Scientists have hailed study results showing the high accuracy of a blood test that “could revolutionize” diagnosis of Alzheimer’s disease.
The test for p-tau217, a form of the protein tau which is a hallmark protein of Alzheimer’s disease (AD), was just as accurate as advanced testing like spinal taps and brain scans in showing AD pathology in the brain.
Based on their findings published in JAMA Neurology, the researchers say that such a blood test may eventually enable screening for people over 50 with only those at high risk of disease needing further investigation.
While the use of blood biomarkers as an AD diagnostic tool has shown promise, wider evaluation has been hindered by limited availability of commercial assays.
Researchers from Gothenburg University in Sweden examined a commercial test called the ALZpath pTau217 assay, which was developed by the company ALZpath and is currently available for research use.
It measures levels of p-tau217, a biomarker for changes in the brain associated with Alzheimer’s disease (AD).
Currently, identifying tau and amyloid beta buildups in the brains of people with Alzheimer’s relies on more invasive “gold standard” tests—positron emission tomography (PET) scans or lumbar punctures (spinal taps) which extract cerebrospinal fluid (CSF)—which are costly and often hard to access.
The Gothenburg team, led by Nicholas J. Ashton, PhD, of the Institute of Neuroscience and Physiology, analyzed data on 786 people from three observational cohorts in Canada, the U.S., and Spain. The participants, whose average age was 66, had amyloid and tau proteins confirmed with PET scans or CSF biomarkers; however, while some showed signs of cognitive decline, others did not.
The ALZpath blood test was found to be around 95% accurate at detecting P-tau 217 across all cohorts and just as good as the more invasive tests.
“Our findings demonstrate high accuracy in identifying abnormal Aβ and tau pathologies, comparable with CSF measures and superior to brain atrophy assessments,” Ashton and colleagues wrote.
The findings have raised hopes that an effective blood test could be used to screen for Alzheimer’s disease among people experiencing early memory loss and even before symptoms begin to show.
“A robust and accurate blood-based biomarker would enable a more comprehensive assessment of cognitive impairment in settings where advanced testing is limited. Therefore, use of a blood biomarker is intended to enhance an early and precise AD diagnosis, leading to improved patient management and, ultimately, timely access to disease-modifying therapies,” the researchers wrote.
“These results emphasize the important role of plasma p-tau217 as an initial screening tool in the management of cognitive impairment by underlining those who may benefit from antiamyloid immunotherapies,” they added.
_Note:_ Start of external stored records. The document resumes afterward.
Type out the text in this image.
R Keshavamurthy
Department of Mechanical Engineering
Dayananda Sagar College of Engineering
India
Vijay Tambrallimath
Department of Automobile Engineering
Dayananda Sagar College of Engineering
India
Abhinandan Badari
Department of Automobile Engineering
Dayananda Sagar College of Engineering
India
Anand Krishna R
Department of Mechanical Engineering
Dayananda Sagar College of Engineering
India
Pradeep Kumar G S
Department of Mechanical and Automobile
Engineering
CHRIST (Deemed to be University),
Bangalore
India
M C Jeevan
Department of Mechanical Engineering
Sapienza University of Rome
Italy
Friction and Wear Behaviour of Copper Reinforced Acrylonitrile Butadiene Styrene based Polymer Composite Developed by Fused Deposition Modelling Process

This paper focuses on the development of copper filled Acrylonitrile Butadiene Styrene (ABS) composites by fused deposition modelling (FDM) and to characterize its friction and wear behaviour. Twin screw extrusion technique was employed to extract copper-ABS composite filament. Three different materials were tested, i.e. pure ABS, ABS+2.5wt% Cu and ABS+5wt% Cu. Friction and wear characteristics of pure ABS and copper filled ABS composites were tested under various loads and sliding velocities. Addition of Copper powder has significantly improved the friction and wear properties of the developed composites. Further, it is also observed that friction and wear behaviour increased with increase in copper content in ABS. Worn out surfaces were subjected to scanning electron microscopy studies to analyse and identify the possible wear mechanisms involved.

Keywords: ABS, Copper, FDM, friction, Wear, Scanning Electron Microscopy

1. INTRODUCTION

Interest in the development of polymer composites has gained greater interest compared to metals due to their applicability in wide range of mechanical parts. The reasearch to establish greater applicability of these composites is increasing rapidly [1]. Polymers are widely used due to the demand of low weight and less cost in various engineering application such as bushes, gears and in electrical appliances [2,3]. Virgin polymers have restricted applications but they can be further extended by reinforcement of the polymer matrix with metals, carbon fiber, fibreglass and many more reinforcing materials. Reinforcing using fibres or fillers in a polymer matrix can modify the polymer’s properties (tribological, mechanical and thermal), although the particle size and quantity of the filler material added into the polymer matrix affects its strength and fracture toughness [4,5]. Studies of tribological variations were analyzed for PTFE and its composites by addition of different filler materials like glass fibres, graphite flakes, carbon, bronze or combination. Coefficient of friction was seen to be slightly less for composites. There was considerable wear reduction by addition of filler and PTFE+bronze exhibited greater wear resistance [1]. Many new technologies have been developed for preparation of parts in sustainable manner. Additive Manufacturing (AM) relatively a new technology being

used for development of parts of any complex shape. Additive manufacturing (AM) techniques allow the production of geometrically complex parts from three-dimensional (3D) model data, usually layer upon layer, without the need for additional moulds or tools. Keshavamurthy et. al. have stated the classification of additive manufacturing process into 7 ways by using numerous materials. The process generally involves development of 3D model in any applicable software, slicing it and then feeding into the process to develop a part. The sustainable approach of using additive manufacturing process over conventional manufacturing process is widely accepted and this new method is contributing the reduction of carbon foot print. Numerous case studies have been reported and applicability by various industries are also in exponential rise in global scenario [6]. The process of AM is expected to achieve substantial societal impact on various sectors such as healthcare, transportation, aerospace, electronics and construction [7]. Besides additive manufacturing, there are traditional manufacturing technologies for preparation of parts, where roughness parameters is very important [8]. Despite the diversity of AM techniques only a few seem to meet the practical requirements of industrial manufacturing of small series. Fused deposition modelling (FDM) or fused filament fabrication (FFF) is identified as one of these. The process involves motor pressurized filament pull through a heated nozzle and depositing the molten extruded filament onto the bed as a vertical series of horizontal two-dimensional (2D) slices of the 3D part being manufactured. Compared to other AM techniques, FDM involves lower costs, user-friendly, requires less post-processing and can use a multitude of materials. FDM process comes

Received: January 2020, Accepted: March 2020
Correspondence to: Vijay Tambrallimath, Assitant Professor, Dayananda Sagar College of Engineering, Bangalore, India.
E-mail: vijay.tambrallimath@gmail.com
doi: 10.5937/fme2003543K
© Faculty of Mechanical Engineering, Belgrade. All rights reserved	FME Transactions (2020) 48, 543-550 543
The researchers estimate that some 80% of individuals could be diagnosed with a blood test alone without the need for other confirmatory tests.
“What’s particularly promising about the new study is that the researchers used a cut-off threshold to group people into those who were very likely to have Alzheimer’s, those who were very unlikely to have the disease, and an ‘intermediate’ group who would need further tests using conventional methods like lumbar punctures or PET scans,” said Dr. Sheona Scales, director of research at Alzheimer’s Research UK.
“Using a blood test in this way, the researchers predict, could reduce the demand for these follow-up tests by around 80%,” Scales said.
Both the authors and the wider research community acknowledge the need for further investigations to take place in real-world clinical settings and with a more diverse patient group. An effective blood test could help identify who is likely to benefit from emerging treatments to slow down Alzheimer’s disease and differentiate Alzheimer’s from other neurodegenerative disorders to guide other treatments, experts said.
According to media reports, the makers of ALZpath are in discussions with labs in the U.K. to launch it for clinical use this year.
Ashton and colleagues say that future studies “should prospectively evaluate plasma p-tau217 reference points in memory clinic populations with wider diversity to ensure optimized implementation, accounting for higher rates of important comorbidities.”